Here is the cor-matrix: 
 burnout.1 burnout.2 burnout.3 burnout.4 burnout.5 burnout.6 burnout.7 burnout.1 1.0000000 0.6448964 0.7455040 0.5533467 0.7091184 0.6816461 0.5201119 burnout.2 0.6448964 1.0000000 0.7167819 0.6742280 0.7654734 0.7371680 0.6155033 burnout.3 0.7455040 0.7167819 1.0000000 0.6669355 0.8020159 0.8133098 0.6160001 burnout.4 0.5533467 0.6742280 0.6669355 1.0000000 0.6982751 0.6929471 0.5948466 burnout.5 0.7091184 0.7654734 0.8020159 0.6982751 1.0000000 0.8097514 0.6384737 burnout.6 0.6816461 0.7371680 0.8133098 0.6929471 0.8097514 1.0000000 0.6319321 burnout.7 0.5201119 0.6155033 0.6160001 0.5948466 0.6384737 0.6319321 1.0000000 burnout.8 0.5899201 0.6406835 0.6366945 0.6091116 0.6856933 0.6630217 0.7423392 burnout.9 0.5746420 0.6715012 0.6882767 0.6470393 0.7089069 0.7235720 0.8011067 burnout.10 0.5563096 0.6614141 0.6566182 0.6693690 0.6734236 0.6708950 0.7655066 burnout.11 0.5196241 0.6050055 0.6153183 0.5753019 0.6231131 0.6530510 0.7585188 burnout.12 0.4312258 0.5564350 0.5495108 0.6141187 0.5785846 0.5772272 0.6293454 burnout.13 0.4276255 0.5760747 0.5457028 0.6371080 0.5688834 0.5760273 0.5832512 burnout.14 0.3916993 0.5286722 0.5295581 0.5871355 0.5523888 0.5894933 0.6073607 burnout.8 burnout.9 burnout.10 burnout.11 burnout.12 burnout.13 burnout.14 burnout.1 0.5899201 0.5746420 0.5563096 0.5196241 0.4312258 0.4276255 0.3916993 burnout.2 0.6406835 0.6715012 0.6614141 0.6050055 0.5564350 0.5760747 0.5286722 burnout.3 0.6366945 0.6882767 0.6566182 0.6153183 0.5495108 0.5457028 0.5295581 burnout.4 0.6091116 0.6470393 0.6693690 0.5753019 0.6141187 0.6371080 0.5871355 burnout.5 0.6856933 0.7089069 0.6734236 0.6231131 0.5785846 0.5688834 0.5523888 burnout.6 0.6630217 0.7235720 0.6708950 0.6530510 0.5772272 0.5760273 0.5894933 burnout.7 0.7423392 0.8011067 0.7655066 0.7585188 0.6293454 0.5832512 0.6073607 burnout.8 1.0000000 0.7925344 0.7741188 0.7444189 0.5981625 0.5695398 0.5718096 burnout.9 0.7925344 1.0000000 0.8119760 0.7953023 0.6437256 0.6255863 0.6442333 burnout.10 0.7741188 0.8119760 1.0000000 0.7345134 0.6185789 0.6016042 0.6301076 burnout.11 0.7444189 0.7953023 0.7345134 1.0000000 0.6151989 0.6022336 0.6387952 burnout.12 0.5981625 0.6437256 0.6185789 0.6151989 1.0000000 0.7404307 0.7831360 burnout.13 0.5695398 0.6255863 0.6016042 0.6022336 0.7404307 1.0000000 0.7461605 burnout.14 0.5718096 0.6442333 0.6301076 0.6387952 0.7831360 0.7461605 1.0000000 
 Has anyone run into similar problems? Could it be because of the high item correlations? Or any other ideas?

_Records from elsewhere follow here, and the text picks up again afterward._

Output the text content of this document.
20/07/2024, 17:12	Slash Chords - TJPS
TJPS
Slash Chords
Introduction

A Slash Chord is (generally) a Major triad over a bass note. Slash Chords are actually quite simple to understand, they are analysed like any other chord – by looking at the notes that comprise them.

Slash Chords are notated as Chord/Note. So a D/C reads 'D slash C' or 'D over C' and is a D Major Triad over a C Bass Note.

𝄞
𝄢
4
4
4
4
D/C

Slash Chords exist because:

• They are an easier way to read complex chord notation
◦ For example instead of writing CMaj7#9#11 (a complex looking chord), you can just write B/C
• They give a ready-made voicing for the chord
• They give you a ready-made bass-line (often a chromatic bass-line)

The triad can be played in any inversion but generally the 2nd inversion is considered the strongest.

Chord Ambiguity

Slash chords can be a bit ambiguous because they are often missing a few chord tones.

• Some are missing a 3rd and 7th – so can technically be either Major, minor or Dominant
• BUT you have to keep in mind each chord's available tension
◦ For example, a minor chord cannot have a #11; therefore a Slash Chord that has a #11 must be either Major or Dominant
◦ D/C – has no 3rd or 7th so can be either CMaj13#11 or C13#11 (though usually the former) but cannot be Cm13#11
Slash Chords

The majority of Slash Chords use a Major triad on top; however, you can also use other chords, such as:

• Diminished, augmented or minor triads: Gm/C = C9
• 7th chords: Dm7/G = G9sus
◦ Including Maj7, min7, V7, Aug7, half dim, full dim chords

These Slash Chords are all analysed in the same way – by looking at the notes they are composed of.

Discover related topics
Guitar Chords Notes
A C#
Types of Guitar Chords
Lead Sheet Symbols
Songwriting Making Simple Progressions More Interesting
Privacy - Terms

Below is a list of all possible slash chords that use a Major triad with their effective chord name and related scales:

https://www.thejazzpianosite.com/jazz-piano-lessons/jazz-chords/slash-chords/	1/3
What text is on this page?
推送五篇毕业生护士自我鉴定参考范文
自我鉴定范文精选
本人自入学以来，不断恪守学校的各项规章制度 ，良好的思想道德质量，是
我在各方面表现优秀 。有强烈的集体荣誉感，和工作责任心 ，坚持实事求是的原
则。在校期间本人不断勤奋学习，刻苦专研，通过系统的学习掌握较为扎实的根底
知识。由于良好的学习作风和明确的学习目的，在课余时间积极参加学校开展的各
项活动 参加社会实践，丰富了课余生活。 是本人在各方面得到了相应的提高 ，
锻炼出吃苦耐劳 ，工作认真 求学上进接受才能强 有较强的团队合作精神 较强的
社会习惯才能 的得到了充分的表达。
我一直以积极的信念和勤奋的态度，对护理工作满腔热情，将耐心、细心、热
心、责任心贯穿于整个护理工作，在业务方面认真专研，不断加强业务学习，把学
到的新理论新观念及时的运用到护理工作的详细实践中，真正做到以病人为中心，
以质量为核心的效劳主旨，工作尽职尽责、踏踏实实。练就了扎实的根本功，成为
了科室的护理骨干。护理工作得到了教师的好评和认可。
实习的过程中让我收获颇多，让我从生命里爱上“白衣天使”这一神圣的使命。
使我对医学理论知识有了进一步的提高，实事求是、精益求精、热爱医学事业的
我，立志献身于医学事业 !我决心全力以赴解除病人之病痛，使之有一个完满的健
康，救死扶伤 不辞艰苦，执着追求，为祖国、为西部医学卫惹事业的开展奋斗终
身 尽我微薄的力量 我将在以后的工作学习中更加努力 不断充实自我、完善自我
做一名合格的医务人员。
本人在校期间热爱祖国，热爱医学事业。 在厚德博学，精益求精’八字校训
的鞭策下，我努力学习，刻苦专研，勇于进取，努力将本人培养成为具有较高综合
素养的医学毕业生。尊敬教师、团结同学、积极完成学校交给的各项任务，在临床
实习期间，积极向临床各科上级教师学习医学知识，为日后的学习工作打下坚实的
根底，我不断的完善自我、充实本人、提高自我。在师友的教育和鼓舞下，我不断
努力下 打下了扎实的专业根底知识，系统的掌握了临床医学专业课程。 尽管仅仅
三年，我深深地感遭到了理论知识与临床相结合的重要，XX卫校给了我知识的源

P.S. I'm unsure if this is the right place to post this, so if not could you tell me where to go with this issue? It seemed like it was too specific for the facebook group.

Thank you in advance.

SachaEpskamp commented 2 years ago

Could you perhaps provide a reproducible example?